Y Tu Mamá También. Alfonso Cuarón’s terrific new film is a teen sex comedy astride a grave. What’s marvelous isn’t its uninhibited carnal gropings, its narrator’s persistently sociopolitical interjections, or even its storyline, in which two horny teen-age boys embark on a road trip to a beach paradise with a 30ish woman, who ends up teaching them a lesson about the impermanence of life. It’s all of the above. It’s the weave. It’s the way Cuarón demonstrates how a simple love triangle can suddenly blossom into a study of sexual mores, a political allegory, a song of lamentation—and still be breezy and funny and sexy as hell.

Blade II. Just when you thought that television’s wonderful Buffy the Vampire Slayer had used up all the martial-arts ways of vaporizing vampires, here’s Guillermo del Toro’s savagely kinetic splatterfest to open your eyes. Blade is back, and this time he’s helping the vampires fend off an even more demonic race—bald, eastern-European types whose heads spit open to reveal … some gunky sucking stuff. An allegory of blacks and Jews? Hope not. There’s no script to speak of, but del Toro devises every battle to wow even the most jaded martial-arts mavens; the dissolutions and implosions are beautiful.

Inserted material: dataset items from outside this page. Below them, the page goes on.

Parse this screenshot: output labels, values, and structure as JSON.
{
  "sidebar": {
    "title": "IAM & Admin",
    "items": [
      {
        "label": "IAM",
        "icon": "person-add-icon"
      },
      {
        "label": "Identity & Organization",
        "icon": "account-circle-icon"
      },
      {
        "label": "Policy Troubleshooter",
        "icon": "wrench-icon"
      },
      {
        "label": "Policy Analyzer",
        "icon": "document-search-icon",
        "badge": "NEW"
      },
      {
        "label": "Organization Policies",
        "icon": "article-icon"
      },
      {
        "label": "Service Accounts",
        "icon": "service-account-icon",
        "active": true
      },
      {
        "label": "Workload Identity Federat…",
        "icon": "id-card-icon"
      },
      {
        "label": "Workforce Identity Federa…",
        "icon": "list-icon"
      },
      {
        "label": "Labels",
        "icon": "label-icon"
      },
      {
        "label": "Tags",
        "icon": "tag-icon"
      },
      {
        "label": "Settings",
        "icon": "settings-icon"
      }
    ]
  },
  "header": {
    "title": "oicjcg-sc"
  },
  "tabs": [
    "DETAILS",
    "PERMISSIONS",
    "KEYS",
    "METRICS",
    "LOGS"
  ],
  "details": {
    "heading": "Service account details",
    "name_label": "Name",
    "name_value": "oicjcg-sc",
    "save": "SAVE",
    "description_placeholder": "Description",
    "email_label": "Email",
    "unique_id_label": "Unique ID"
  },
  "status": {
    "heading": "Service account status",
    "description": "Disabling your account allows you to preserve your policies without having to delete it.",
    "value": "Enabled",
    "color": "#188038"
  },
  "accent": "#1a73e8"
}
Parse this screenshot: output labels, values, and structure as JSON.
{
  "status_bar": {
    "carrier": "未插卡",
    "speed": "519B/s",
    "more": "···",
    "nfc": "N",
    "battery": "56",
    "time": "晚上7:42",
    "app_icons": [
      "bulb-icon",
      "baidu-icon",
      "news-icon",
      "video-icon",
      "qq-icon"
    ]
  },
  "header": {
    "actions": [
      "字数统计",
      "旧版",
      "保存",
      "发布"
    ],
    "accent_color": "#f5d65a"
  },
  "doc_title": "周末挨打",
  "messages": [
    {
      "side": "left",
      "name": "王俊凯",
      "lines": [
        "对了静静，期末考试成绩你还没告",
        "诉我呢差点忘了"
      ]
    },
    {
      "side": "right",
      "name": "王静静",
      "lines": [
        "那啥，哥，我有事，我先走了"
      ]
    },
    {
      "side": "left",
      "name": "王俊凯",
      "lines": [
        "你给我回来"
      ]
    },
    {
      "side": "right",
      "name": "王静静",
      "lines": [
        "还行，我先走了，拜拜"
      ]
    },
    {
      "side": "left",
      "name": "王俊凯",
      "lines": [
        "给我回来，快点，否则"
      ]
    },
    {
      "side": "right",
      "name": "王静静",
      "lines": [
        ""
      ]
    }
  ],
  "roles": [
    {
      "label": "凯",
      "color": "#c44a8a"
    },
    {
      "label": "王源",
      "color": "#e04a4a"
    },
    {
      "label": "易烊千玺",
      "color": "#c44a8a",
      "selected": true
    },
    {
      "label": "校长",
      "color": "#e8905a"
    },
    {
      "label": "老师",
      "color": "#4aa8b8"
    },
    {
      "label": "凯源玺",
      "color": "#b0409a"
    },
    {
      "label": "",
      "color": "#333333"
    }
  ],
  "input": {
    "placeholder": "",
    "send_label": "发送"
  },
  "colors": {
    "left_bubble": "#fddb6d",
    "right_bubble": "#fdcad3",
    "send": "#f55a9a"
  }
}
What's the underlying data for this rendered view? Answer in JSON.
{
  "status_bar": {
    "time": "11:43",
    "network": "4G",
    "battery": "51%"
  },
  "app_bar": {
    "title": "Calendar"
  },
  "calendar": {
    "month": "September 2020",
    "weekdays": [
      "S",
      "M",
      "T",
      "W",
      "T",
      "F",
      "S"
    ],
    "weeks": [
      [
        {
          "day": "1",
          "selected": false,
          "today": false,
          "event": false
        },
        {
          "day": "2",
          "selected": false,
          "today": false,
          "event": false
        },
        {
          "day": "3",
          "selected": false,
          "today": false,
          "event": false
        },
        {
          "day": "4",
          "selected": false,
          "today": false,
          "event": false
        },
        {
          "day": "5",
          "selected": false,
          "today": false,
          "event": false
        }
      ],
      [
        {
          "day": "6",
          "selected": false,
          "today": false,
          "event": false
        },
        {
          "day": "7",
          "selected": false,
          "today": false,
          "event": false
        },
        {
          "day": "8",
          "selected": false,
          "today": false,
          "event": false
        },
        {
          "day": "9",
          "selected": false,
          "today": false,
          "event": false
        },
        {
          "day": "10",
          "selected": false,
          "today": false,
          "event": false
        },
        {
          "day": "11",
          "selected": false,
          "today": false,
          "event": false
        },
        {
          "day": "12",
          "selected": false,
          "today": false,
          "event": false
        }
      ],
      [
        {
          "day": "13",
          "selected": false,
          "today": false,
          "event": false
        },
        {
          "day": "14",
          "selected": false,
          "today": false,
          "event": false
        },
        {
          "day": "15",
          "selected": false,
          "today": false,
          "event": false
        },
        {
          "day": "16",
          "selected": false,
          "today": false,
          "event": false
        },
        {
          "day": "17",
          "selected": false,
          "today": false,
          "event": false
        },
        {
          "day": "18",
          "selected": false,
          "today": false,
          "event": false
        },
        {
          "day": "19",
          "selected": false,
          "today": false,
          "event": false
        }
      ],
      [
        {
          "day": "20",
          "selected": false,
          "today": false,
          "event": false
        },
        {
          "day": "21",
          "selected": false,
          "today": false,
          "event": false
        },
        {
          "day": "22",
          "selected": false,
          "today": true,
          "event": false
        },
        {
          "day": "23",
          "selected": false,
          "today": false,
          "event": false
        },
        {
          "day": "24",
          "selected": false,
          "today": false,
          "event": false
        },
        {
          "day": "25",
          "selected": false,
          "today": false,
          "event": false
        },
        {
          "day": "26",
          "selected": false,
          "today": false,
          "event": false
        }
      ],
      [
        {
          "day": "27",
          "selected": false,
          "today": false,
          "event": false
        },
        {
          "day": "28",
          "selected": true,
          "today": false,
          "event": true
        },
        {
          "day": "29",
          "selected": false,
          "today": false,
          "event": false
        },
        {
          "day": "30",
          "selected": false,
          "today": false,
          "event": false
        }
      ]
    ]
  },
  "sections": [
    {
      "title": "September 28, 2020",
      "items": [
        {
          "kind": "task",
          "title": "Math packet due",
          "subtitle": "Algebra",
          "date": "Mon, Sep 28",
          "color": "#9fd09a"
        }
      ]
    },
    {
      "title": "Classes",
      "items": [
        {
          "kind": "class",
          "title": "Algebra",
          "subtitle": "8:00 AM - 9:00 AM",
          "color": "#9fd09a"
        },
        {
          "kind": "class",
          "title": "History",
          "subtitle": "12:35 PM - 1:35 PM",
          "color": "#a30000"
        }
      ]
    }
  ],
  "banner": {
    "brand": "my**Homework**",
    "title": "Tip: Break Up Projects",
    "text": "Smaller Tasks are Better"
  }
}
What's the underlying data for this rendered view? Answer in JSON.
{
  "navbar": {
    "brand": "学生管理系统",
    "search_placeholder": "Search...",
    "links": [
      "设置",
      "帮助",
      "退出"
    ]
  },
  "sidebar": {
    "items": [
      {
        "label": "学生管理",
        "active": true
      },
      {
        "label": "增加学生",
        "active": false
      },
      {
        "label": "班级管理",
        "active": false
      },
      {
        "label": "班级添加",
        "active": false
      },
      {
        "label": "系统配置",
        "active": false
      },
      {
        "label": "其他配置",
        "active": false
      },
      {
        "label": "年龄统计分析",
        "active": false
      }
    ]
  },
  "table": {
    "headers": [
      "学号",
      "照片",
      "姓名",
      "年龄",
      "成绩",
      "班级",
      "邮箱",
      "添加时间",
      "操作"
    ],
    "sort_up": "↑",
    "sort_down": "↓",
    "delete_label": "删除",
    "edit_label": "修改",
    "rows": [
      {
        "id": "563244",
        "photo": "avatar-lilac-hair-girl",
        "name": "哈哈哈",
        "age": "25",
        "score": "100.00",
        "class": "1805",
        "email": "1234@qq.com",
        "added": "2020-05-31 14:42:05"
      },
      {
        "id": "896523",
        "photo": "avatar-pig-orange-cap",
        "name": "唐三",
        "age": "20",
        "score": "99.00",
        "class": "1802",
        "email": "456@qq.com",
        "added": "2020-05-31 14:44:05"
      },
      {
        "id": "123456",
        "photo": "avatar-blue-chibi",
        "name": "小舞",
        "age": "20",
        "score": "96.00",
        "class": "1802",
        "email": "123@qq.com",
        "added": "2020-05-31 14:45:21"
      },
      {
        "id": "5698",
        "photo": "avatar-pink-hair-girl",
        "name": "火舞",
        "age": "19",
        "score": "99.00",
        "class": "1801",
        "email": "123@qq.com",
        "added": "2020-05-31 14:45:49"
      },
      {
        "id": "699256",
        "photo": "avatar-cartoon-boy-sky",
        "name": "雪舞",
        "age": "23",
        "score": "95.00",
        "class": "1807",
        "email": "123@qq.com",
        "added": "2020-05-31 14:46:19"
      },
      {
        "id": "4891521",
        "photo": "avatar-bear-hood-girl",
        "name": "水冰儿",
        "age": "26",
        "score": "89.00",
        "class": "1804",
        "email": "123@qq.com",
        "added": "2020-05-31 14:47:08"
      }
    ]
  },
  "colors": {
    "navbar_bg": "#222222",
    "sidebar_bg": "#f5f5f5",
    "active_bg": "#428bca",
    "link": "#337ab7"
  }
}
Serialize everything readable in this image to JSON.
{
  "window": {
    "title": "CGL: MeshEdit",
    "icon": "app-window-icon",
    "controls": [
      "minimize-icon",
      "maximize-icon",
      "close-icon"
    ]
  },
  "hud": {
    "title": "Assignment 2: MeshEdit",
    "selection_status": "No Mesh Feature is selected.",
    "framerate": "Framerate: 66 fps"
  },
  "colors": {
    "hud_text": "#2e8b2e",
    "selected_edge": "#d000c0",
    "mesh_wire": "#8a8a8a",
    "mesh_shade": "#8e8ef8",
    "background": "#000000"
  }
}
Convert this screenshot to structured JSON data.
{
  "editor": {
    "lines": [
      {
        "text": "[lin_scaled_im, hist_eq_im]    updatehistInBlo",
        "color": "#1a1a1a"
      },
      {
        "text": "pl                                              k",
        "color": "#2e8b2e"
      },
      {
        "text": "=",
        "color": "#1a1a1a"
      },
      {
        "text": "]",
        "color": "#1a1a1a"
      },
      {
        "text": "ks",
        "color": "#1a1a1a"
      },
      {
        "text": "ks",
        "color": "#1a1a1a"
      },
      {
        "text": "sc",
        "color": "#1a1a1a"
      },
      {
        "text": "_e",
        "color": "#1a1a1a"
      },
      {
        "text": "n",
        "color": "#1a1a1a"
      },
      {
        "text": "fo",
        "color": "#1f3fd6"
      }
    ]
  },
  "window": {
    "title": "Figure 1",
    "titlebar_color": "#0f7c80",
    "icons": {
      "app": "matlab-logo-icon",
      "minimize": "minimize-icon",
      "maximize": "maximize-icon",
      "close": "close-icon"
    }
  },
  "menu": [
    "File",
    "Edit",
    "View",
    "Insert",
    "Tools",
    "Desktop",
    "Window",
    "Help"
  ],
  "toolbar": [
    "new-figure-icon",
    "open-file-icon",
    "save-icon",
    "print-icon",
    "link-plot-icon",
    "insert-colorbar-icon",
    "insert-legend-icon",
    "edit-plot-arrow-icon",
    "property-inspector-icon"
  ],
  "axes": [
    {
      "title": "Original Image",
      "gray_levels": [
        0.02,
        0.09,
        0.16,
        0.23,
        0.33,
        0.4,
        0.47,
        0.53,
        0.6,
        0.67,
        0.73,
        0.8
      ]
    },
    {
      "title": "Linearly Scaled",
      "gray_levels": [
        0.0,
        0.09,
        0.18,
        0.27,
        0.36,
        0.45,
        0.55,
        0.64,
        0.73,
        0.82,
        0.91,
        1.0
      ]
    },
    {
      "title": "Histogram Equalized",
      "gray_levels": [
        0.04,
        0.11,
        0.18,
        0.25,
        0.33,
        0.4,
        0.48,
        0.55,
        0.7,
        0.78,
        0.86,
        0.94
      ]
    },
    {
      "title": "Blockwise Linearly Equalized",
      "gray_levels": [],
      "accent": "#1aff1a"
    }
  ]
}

Monsoon Wedding. Director Mira Nair shot this teeming ensemble comedy (set in Delhi) cheaply and fast, but the gorgeous colors and music and swirling silks leave you with a feeling of riches. There is a theme—how an elaborate Punjabi wedding ceremony seems out of sync with the society’s increasingly Westernized mores. But don’t let that scare you off; it’s mostly pitched at the level of Fiddler on the Roof, with lots of singing, dancing, and other conventions imported from the effervescent “Bollywood” genre.